Erst einmal das Koks-Problem lösen

Zustände wie in Nordamerika, wo Opioidsüchtige in den Strassen liegen, will man in Basel auf keinen Fall. Der Kanton ist vorbereitet. Mehr zu schaffen macht ihm der aktuelle Kokain-Konsum und die Unruhe im Matthäusquartier.

Anwohnerin
Am Drogenstammtisch berichtete eine Mutter von Süchtigen, die im Brunnen auf dem Matthäus-Spielplatz ihre Pfeifen auswaschen und am helllichten Tage direkt neben den Kindern konsumieren würden. (Bild: Ernst Field)
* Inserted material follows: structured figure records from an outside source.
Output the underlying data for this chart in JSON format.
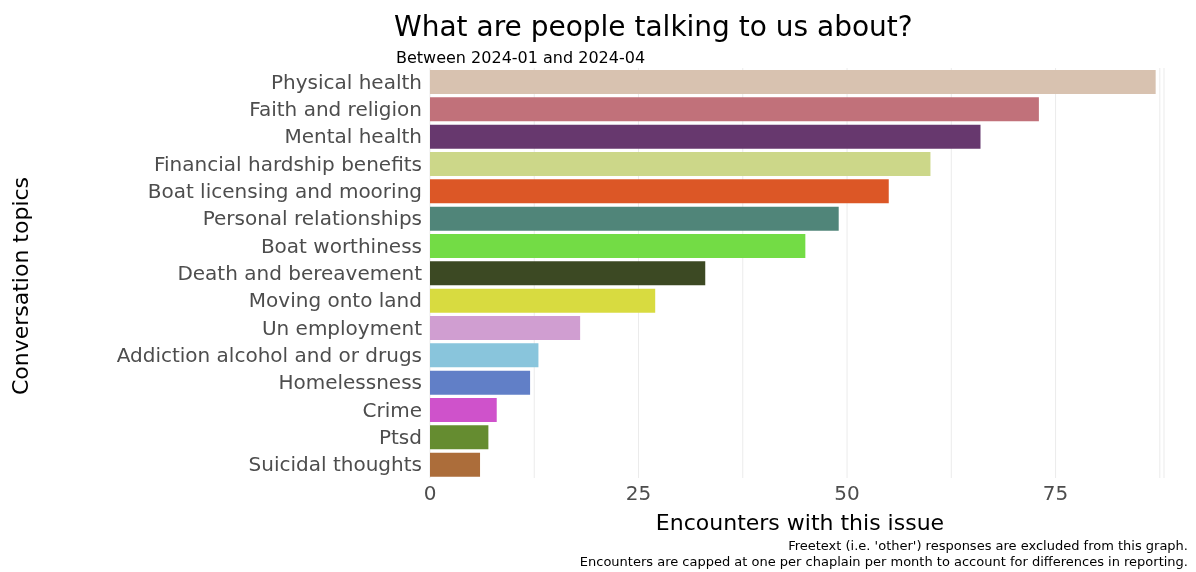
{
  "chart_data": {
    "type": "bar",
    "orientation": "horizontal",
    "title": "What are people talking to us about?",
    "subtitle": "Between 2024-01 and 2024-04",
    "xlabel": "Encounters with this issue",
    "ylabel": "Conversation topics",
    "categories": [
      "Physical health",
      "Faith and religion",
      "Mental health",
      "Financial hardship benefits",
      "Boat licensing and mooring",
      "Personal relationships",
      "Boat worthiness",
      "Death and bereavement",
      "Moving onto land",
      "Un employment",
      "Addiction alcohol and or drugs",
      "Homelessness",
      "Crime",
      "Ptsd",
      "Suicidal thoughts"
    ],
    "values": [
      87,
      73,
      66,
      60,
      55,
      49,
      45,
      33,
      27,
      18,
      13,
      12,
      8,
      7,
      6
    ],
    "colors": [
      "#d8c2b0",
      "#c1717a",
      "#67386e",
      "#ccd789",
      "#dc5726",
      "#508579",
      "#73dc45",
      "#3c4923",
      "#d8db40",
      "#d09ed1",
      "#89c5dc",
      "#617fc7",
      "#cf52cb",
      "#658c30",
      "#ac6d3a"
    ],
    "xlim": [
      0,
      88
    ],
    "xticks": [
      0,
      {
        "value": 12.5,
        "label": null
      },
      25,
      {
        "value": 37.5,
        "label": null
      },
      50,
      {
        "value": 62.5,
        "label": null
      },
      75,
      {
        "value": 87.5,
        "label": null
      }
    ],
    "grid": "x",
    "annotations": [
      "Freetext (i.e. 'other') responses are excluded from this graph.",
      "Encounters are capped at one per chaplain per month to account for differences in reporting."
    ]
  }
}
«So schlimm war es noch nie»: Schnell zeigte sich an diesem Dienstagabend im Rheinfelderhof, dass der Drogenkonsum in den Strassen des Kleinbasels wieder stark zugenommen hat. Anwohner*innen, insbesondere des Matthäusquartiers, sprachen am Drogenstammtisch, den Bajour gemeinsam mit dem Stadtteilsekretariat Kleinbasel bereits zum sechsten Mal organisiert hat, von einem grossen Unbehagen. Im Zentrum des Abends stand die Frage, ob Basel für eine allfällige Fentanyl-Krise gewappnet ist. Doch die aktuellen Sorgen der Anwesenden beschäftigten mindestens genauso.

So sprach Michel Hostettler vom Community Policing Kleinbasel «von einem anspruchsvollen Jahrgang». Und er erklärte, dass die im August lancierte Schwerpunktaktion bereits zu zahlreichen Festnahmen geführt habe. Zumindest für die Dreirosenanlage hielt er fest, dass die Problem-Gruppe junge Erwachsene aus dem Maghreb-Raum seien, die sich in laufenden oder abgeschlossenen Asylverfahren befänden. Aber auch ein paar Tourist*innen aus Frankreich greife man auf. Und er stellte in Aussicht, dass es nächsten Sommer besser werden solle. 

Droge bereits auf dem Markt

Doch daran schien im einmal mehr gut gefüllten Saal niemand so recht zu glauben. Erst recht nicht, nachdem Suchtexperte Hannes Strasser von den Universitären Psychiatrischen Kliniken (UPK) von seiner Reise nach Vancouver, Kanada, berichtet hat. Den Anwesenden dürfte es kalt den Rücken runtergelaufen sein, als er erzählte, dass bereits vor 2.5 Jahren, als er dort war, in Downtown Eastside 7000 bis 8000 Menschen in entwürdigender Pose am Boden über- und nebeneinander lagen. Solche Zustände will hier in Basel niemand – und zumindest geografisch ist die Katastrophe gar nicht mal mehr so weit entfernt. In Frankfurt, so berichtet Strasser weiter, sei die Droge bereits üblich.

Strasse
Hannes Strasser von den Universitären Psychiatrischen Kliniken (UPK) berichtet von seiner Reise nach Vancouver, Kanada. (Bild: Ernst Field)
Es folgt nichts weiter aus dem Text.